Piove, governo ladro!, dicen en Italia: “Llueve, ¡gobierno ladrón!”. Hay varias versiones sobre el origen histórico de la frase, cuyo sentido actual parodia la costumbre de culpar a las autoridades por todos los males. Pero hay que tomarse la cuestión en serio; los gobiernos tienen responsabilidades relacionadas con los fenómenos climáticos extremos. No sólo cuando impulsan políticas que afectan el ambiente, sino también porque las sociedades contemporáneas les exigen mantener servicios capaces de prever tales fenómenos, cada vez más frecuentes en muchos países, y actuar a tiempo para reducir, en la medida de lo posible, los daños que causan.
El lunes 22, un tribunal regional italiano condenó a seis años de prisión a seis científicos y un ex funcionario por el delito de “homicidio involuntario”, debido a que los halló responsables de no haber alertado adecuadamente antes del terremoto que destruyó en 2009 la ciudad de L'Aquila, causando la muerte de más de 300 personas. Los condenados integraban la Comisión de Grandes Riesgos, y una semana antes del desastre habían expresado, en un informe público, que existían pocas probabilidades de que ocurriera lo que ocurrió. En Chile, con indisimulables connotaciones políticas, se acusa a la ex presidenta Michelle Bachelet y a varios jerarcas de su gobierno por no haber dado a tiempo la voz de alarma en febrero de 2010, cuando la mezcla de un terremoto y un tsunami dejó un saldo de más de 150 personas muertas y otras 25 desaparecidas.
En la escala de nuestro país, el gran temporal del 23 de agosto de 2005 dejó una huella profunda. Hubo diez muertos, más de 1.000 evacuados y cuantiosos daños materiales, entre ellos la destrucción de cientos de viviendas y la pérdida de decenas de miles de árboles, así como la interrupción de servicios básicos como los de suministro de agua, energía eléctrica y conexiones telefónicas. Desde entonces nos acompañan los recuerdos traumáticos y la convicción de que hubo carencias graves del Estado, tanto en la previsión como en las medidas inmediatas ante la emergencia. Para gran parte de la población, toda prudencia es poca.

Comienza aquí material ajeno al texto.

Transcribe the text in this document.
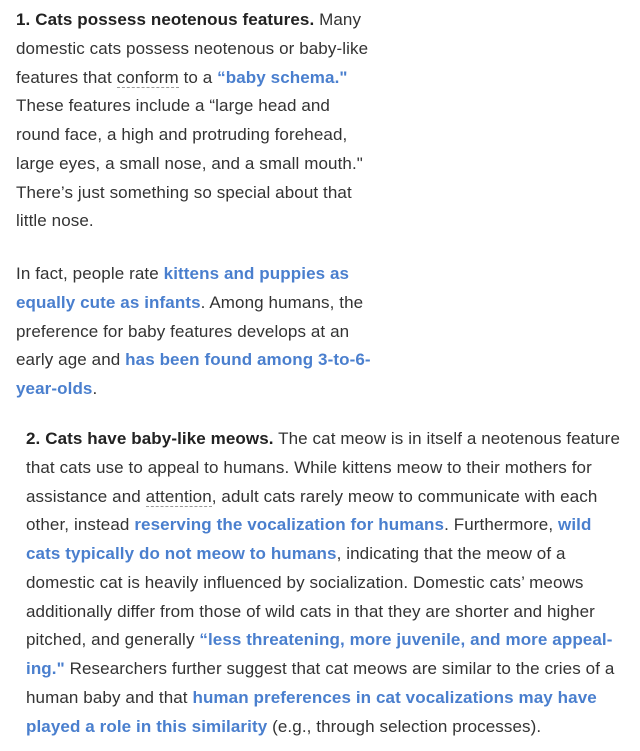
1. Cats possess neotenous features. Many domestic cats possess neotenous or baby-like features that conform to a “baby schema." These features include a “large head and round face, a high and protruding forehead, large eyes, a small nose, and a small mouth." There’s just something so special about that little nose.

In fact, people rate kittens and puppies as equally cute as infants. Among humans, the preference for baby features develops at an early age and has been found among 3-to-6-year-olds.

2. Cats have baby-like meows. The cat meow is in itself a neotenous feature that cats use to appeal to humans. While kittens meow to their mothers for assistance and attention, adult cats rarely meow to communicate with each other, instead reserving the vocalization for humans. Furthermore, wild cats typically do not meow to humans, indicating that the meow of a domestic cat is heavily influenced by socialization. Domestic cats’ meows additionally differ from those of wild cats in that they are shorter and higher pitched, and generally “less threatening, more juvenile, and more appealing." Researchers further suggest that cat meows are similar to the cries of a human baby and that human preferences in cat vocalizations may have played a role in this similarity (e.g., through selection processes).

El escenario incluye un largo conflicto de los trabajadores de Meteorología y la competencia entre los medios de comunicación por ser los primeros en hacer sonar las alarmas y prestigiar a sus propios pronosticadores. El convidado de piedra es la empresa brasileña Metsul, notoria por su advertencia anticipada y acertada en 2005, y que desde entonces, apoyada en esa ventaja, da pelea por convertirse en un referente central, equivalente a las apariciones de Luis Eduardo González después de cada cierre de urnas.
En una población que por diversos factores está muy sensible a cualquier percepción de inseguridad, los peligros del clima se consolidan como un riesgo más a tener en cuenta, y las precauciones privadas se suman a las públicas para crear situaciones como la del martes 23, cuando las suspensiones de actividades resultaron sin duda excesivas, especialmente en la capital. Con criterios parecidos de cautela, los habitantes de países expuestos con frecuencia a terremotos, huracanes, erupciones volcánicas o extremos de temperatura desconocidos por estas tierras deberían abstenerse de trabajar durante gran parte del año.
Mientras tanto, estos asuntos se han cargado de sentido político, como si fueran una extensión de las polémicas sobre la seguridad pública y las medidas que deberían adoptarse a fin de protegernos. Se teme menos a parecer miedoso que a parecer negligente, y está en marcha una subasta al alza para decidir quién se preocupa más por cuidarnos, en la que pujan el oficialismo, la oposición, los empresarios, los comunicadores y todos los interesados en demostrar su sentido de la responsabilidad social. En ese marco, para muchos las principales alertas amarillas, naranjas y rojas parecen ser las relacionadas con su propia imagen, aunque a la gente le garúe finito.